The use of interchangeable ligands that recognize the HT and emit in green and red ranges makes it possible to modify a particular experiment in order to (1) avoid undesirable spectral overlapping; (2) decrease autofluorescence with TMR or other red-emitting HT ligands; (3) manipulate colors interchangeably for surface or intracellular staining without the need to generate additional plasmids encoding new fusion partner combinations; and (4) perform extensive cell fixation if infectious agents that require inactivation like HIV or Mycobacterium tuberculosis are being studied. The cytometric approach described herein should be applicable to other "tagged" proteins that utilize a diverse selection of fluorescent ligands (SNAP-tag, etc.) and to a wide range of host cells. In addition, since the HT ligand is connected by a stable covalent bond to its target protein, the fluorescently labeled HT fusion protein can be characterized by SDS-PAGE without loss of fluorescent signal (4).

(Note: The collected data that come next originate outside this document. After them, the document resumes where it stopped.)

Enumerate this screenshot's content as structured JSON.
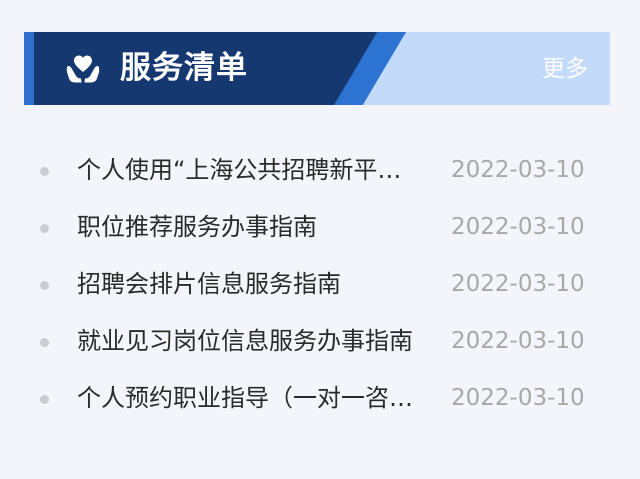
{
  "header": {
    "title": "服务清单",
    "more_label": "更多",
    "icon": "hands-heart-icon"
  },
  "items": [
    {
      "title": "个人使用“上海公共招聘新平…",
      "date": "2022-03-10"
    },
    {
      "title": "职位推荐服务办事指南",
      "date": "2022-03-10"
    },
    {
      "title": "招聘会排片信息服务指南",
      "date": "2022-03-10"
    },
    {
      "title": "就业见习岗位信息服务办事指南",
      "date": "2022-03-10"
    },
    {
      "title": "个人预约职业指导（一对一咨…",
      "date": "2022-03-10"
    }
  ],
  "colors": {
    "header_dark": "#14386f",
    "header_accent": "#2c73d2",
    "header_light": "#c3dafa",
    "background": "#f3f5fa",
    "title_text": "#2a2a2a",
    "date_text": "#a8a8a8"
  }
}
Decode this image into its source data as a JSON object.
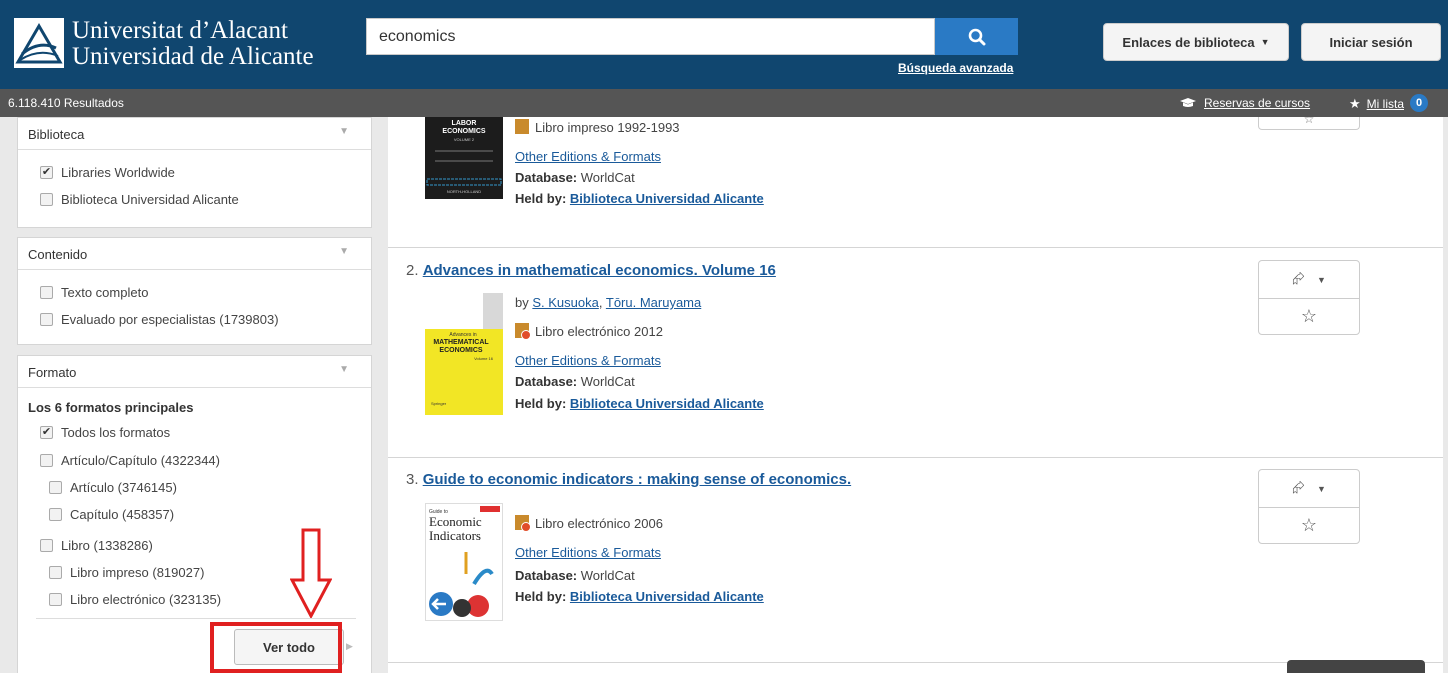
{
  "header": {
    "logo_line1": "Universitat d’Alacant",
    "logo_line2": "Universidad de Alicante",
    "search_value": "economics",
    "advanced_search": "Búsqueda avanzada",
    "library_links": "Enlaces de biblioteca",
    "login": "Iniciar sesión"
  },
  "subbar": {
    "results": "6.118.410 Resultados",
    "course_reserves": "Reservas de cursos",
    "my_list": "Mi lista",
    "my_list_count": "0"
  },
  "facets": {
    "biblioteca": {
      "title": "Biblioteca",
      "items": [
        {
          "label": "Libraries Worldwide",
          "checked": true
        },
        {
          "label": "Biblioteca Universidad Alicante",
          "checked": false
        }
      ]
    },
    "contenido": {
      "title": "Contenido",
      "items": [
        {
          "label": "Texto completo",
          "checked": false
        },
        {
          "label": "Evaluado por especialistas (1739803)",
          "checked": false
        }
      ]
    },
    "formato": {
      "title": "Formato",
      "group_label": "Los 6 formatos principales",
      "items": [
        {
          "label": "Todos los formatos",
          "checked": true
        },
        {
          "label": "Artículo/Capítulo (4322344)",
          "checked": false
        },
        {
          "label": "Artículo (3746145)",
          "checked": false
        },
        {
          "label": "Capítulo (458357)",
          "checked": false
        },
        {
          "label": "Libro (1338286)",
          "checked": false
        },
        {
          "label": "Libro impreso (819027)",
          "checked": false
        },
        {
          "label": "Libro electrónico (323135)",
          "checked": false
        }
      ],
      "see_all": "Ver todo"
    }
  },
  "results": [
    {
      "format": "Libro impreso 1992-1993",
      "editions": "Other Editions & Formats",
      "database_label": "Database:",
      "database": "WorldCat",
      "held_label": "Held by:",
      "held_by": "Biblioteca Universidad Alicante",
      "cover_text": [
        "LABOR",
        "ECONOMICS",
        "VOLUME 2",
        "NORTH-HOLLAND"
      ]
    },
    {
      "number": "2.",
      "title": "Advances in mathematical economics. Volume 16",
      "by": "by",
      "authors": [
        "S. Kusuoka",
        "Tōru. Maruyama"
      ],
      "author_sep": ",",
      "format": "Libro electrónico 2012",
      "editions": "Other Editions & Formats",
      "database_label": "Database:",
      "database": "WorldCat",
      "held_label": "Held by:",
      "held_by": "Biblioteca Universidad Alicante",
      "cover_text": [
        "Advances in",
        "MATHEMATICAL",
        "ECONOMICS",
        "Volume 16",
        "Springer"
      ]
    },
    {
      "number": "3.",
      "title": "Guide to economic indicators : making sense of economics.",
      "format": "Libro electrónico 2006",
      "editions": "Other Editions & Formats",
      "database_label": "Database:",
      "database": "WorldCat",
      "held_label": "Held by:",
      "held_by": "Biblioteca Universidad Alicante",
      "cover_text": [
        "Guide to",
        "Economic",
        "Indicators"
      ]
    }
  ],
  "icons": {
    "share": "share-icon",
    "star": "star-icon",
    "search": "search-icon",
    "mortarboard": "mortarboard-icon"
  },
  "colors": {
    "header_bg": "#10466f",
    "search_button": "#2a7ac5",
    "link": "#1a5a9a",
    "annotation": "#e02020"
  }
}
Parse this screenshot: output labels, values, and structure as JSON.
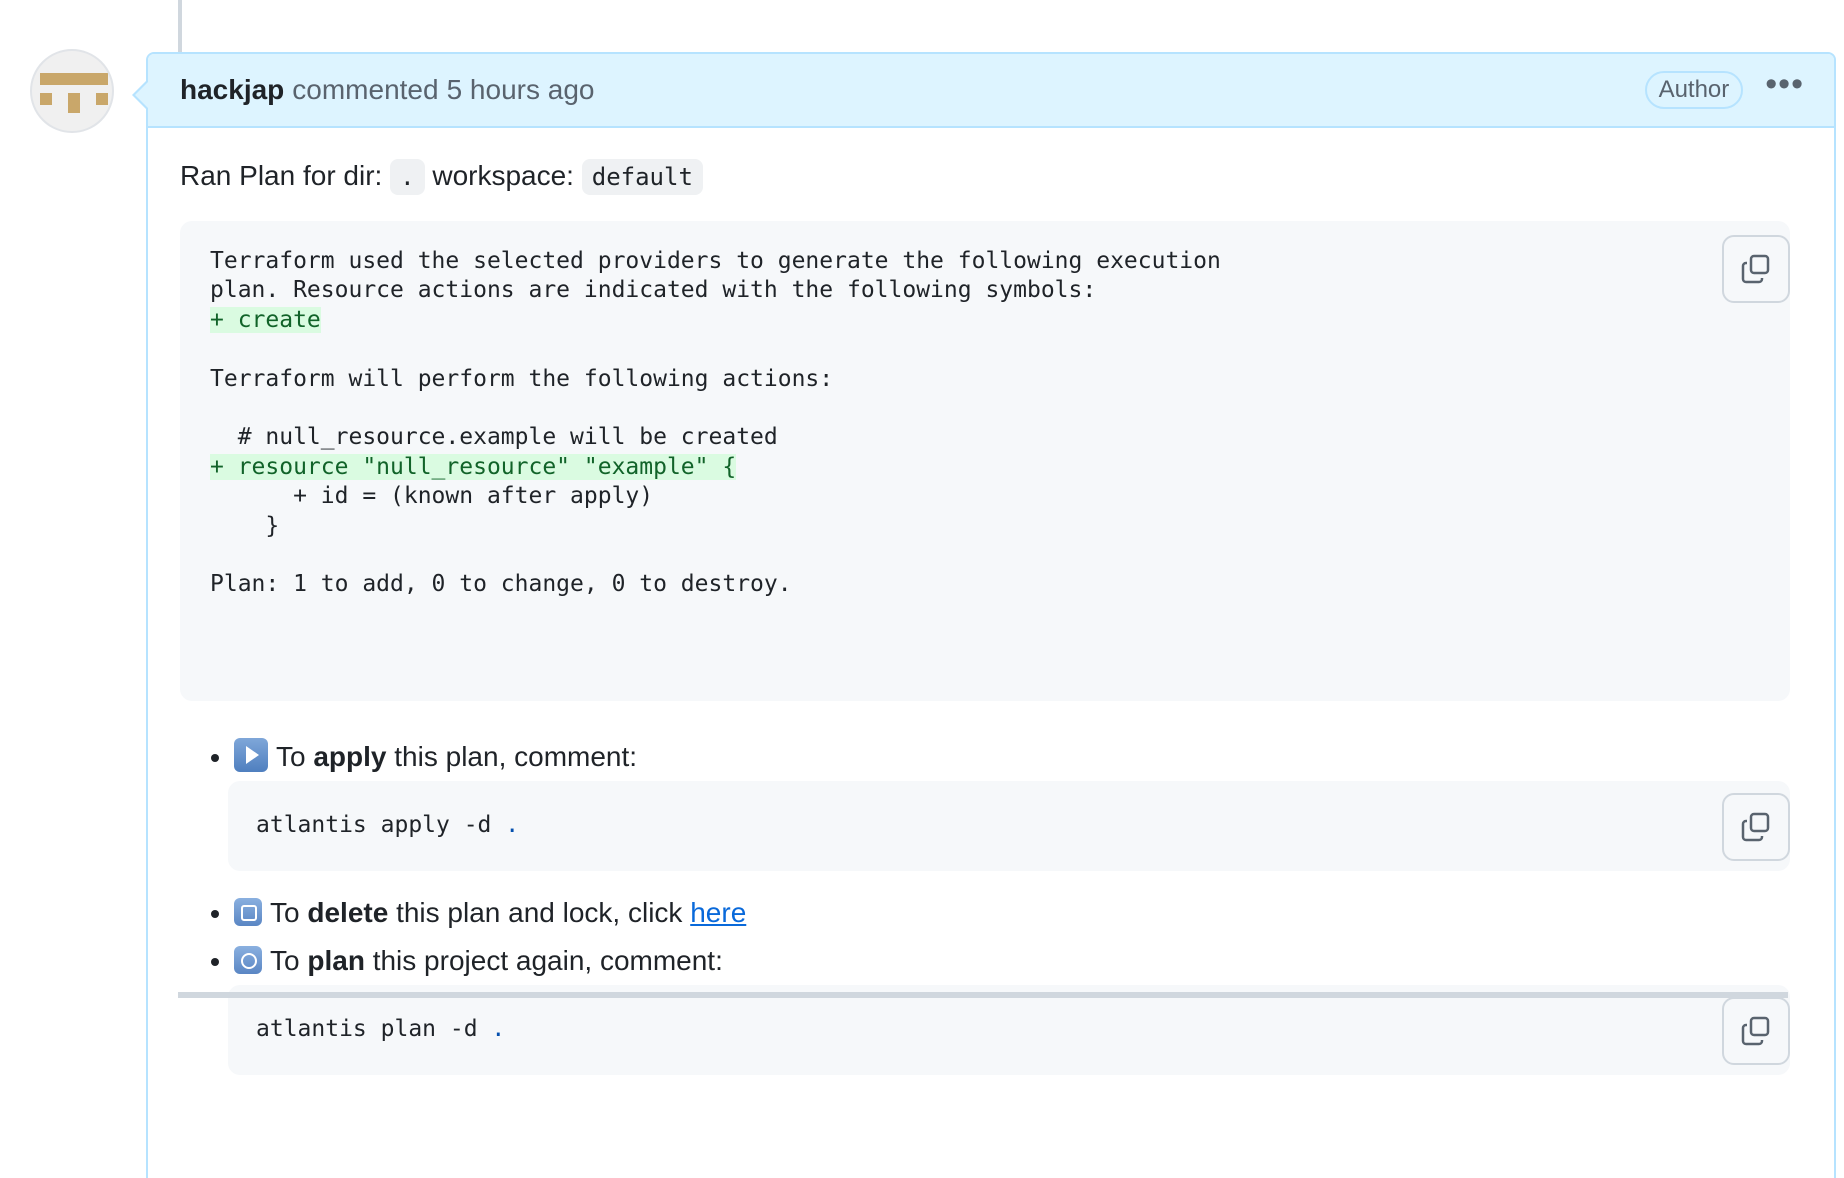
{
  "comment": {
    "author": "hackjap",
    "action_text": "commented",
    "timestamp": "5 hours ago",
    "badge": "Author",
    "menu_icon": "kebab-horizontal-icon"
  },
  "avatar": {
    "icon": "identicon-avatar",
    "color": "#c9a76a"
  },
  "body": {
    "intro_prefix": "Ran Plan for dir:",
    "dir": ".",
    "workspace_label": "workspace:",
    "workspace": "default",
    "plan_output": {
      "line1": "Terraform used the selected providers to generate the following execution",
      "line2": "plan. Resource actions are indicated with the following symbols:",
      "line3": "+ create",
      "line4": "",
      "line5": "Terraform will perform the following actions:",
      "line6": "",
      "line7": "  # null_resource.example will be created",
      "line8": "+ resource \"null_resource\" \"example\" {",
      "line9": "      + id = (known after apply)",
      "line10": "    }",
      "line11": "",
      "line12": "Plan: 1 to add, 0 to change, 0 to destroy."
    },
    "actions": {
      "apply": {
        "emoji": "play-button-emoji",
        "prefix": "To",
        "verb": "apply",
        "suffix": "this plan, comment:",
        "command": "atlantis apply -d",
        "command_arg": "."
      },
      "delete": {
        "emoji": "wastebasket-emoji",
        "prefix": "To",
        "verb": "delete",
        "suffix": "this plan and lock, click",
        "link": "here"
      },
      "plan": {
        "emoji": "repeat-emoji",
        "prefix": "To",
        "verb": "plan",
        "suffix": "this project again, comment:",
        "command": "atlantis plan -d",
        "command_arg": "."
      }
    }
  },
  "colors": {
    "header_bg": "#ddf4ff",
    "header_border": "#b6e3ff",
    "code_bg": "#f6f8fa",
    "diff_add_bg": "#dafbe1",
    "diff_add_text": "#116329",
    "link": "#0969da"
  }
}
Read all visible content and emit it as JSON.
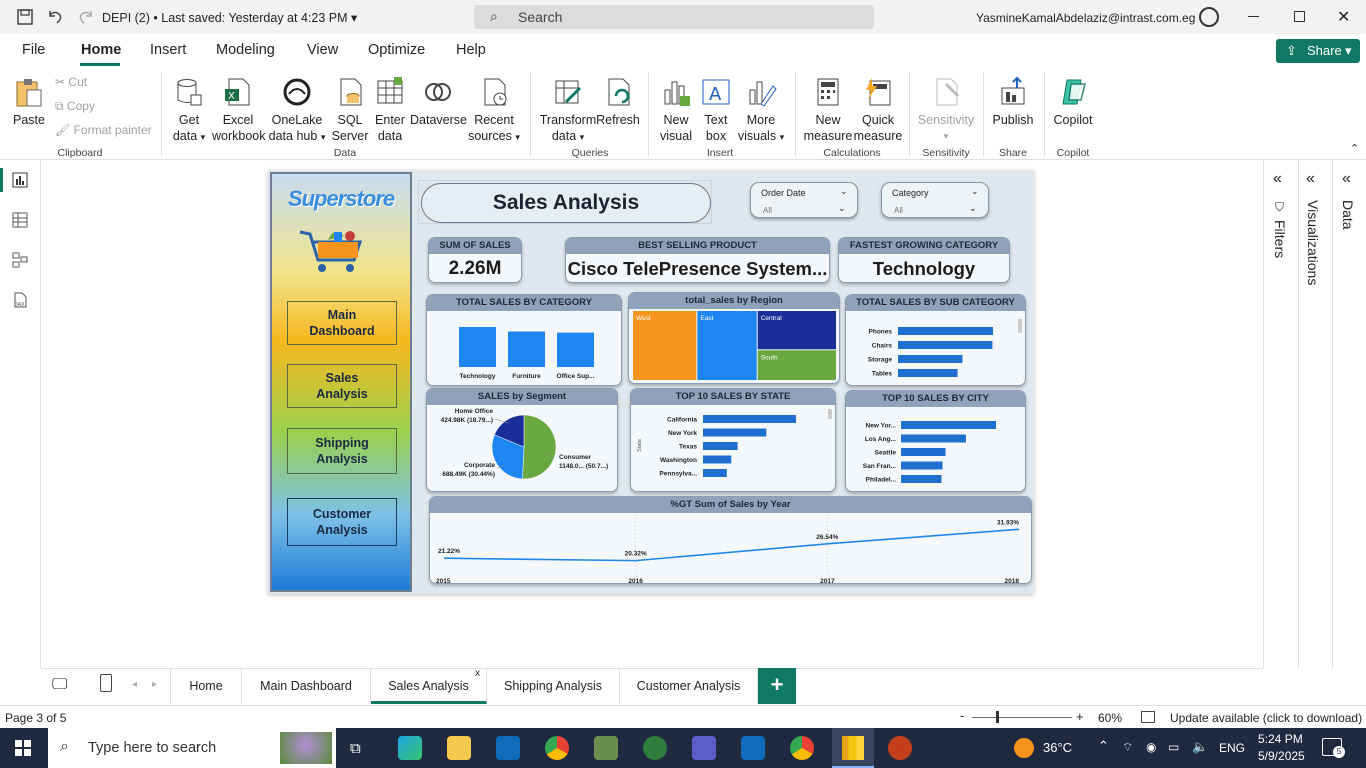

The combination of HT technology with flow and imaging cytometry analysis has major advantages over microscopy-based methods. As shown here, these cytometric methods allow investigators to statistically assess the expression level of multiple proteins in individual cells within a heterogeneous cell population, and can be combined with cell cycle analysis, viability evaluation, and cell surface/intracellular staining, although nonspecific binding of HT ligands to untagged cellular components remains an issue. Taken together, the newly implemented applications for HT technology described herein should promote the adoption of rapid, efficient and quantitative multiplexing of "tagged" proteins with cell cycle dyes and fluorochrome-conjugated antibodies.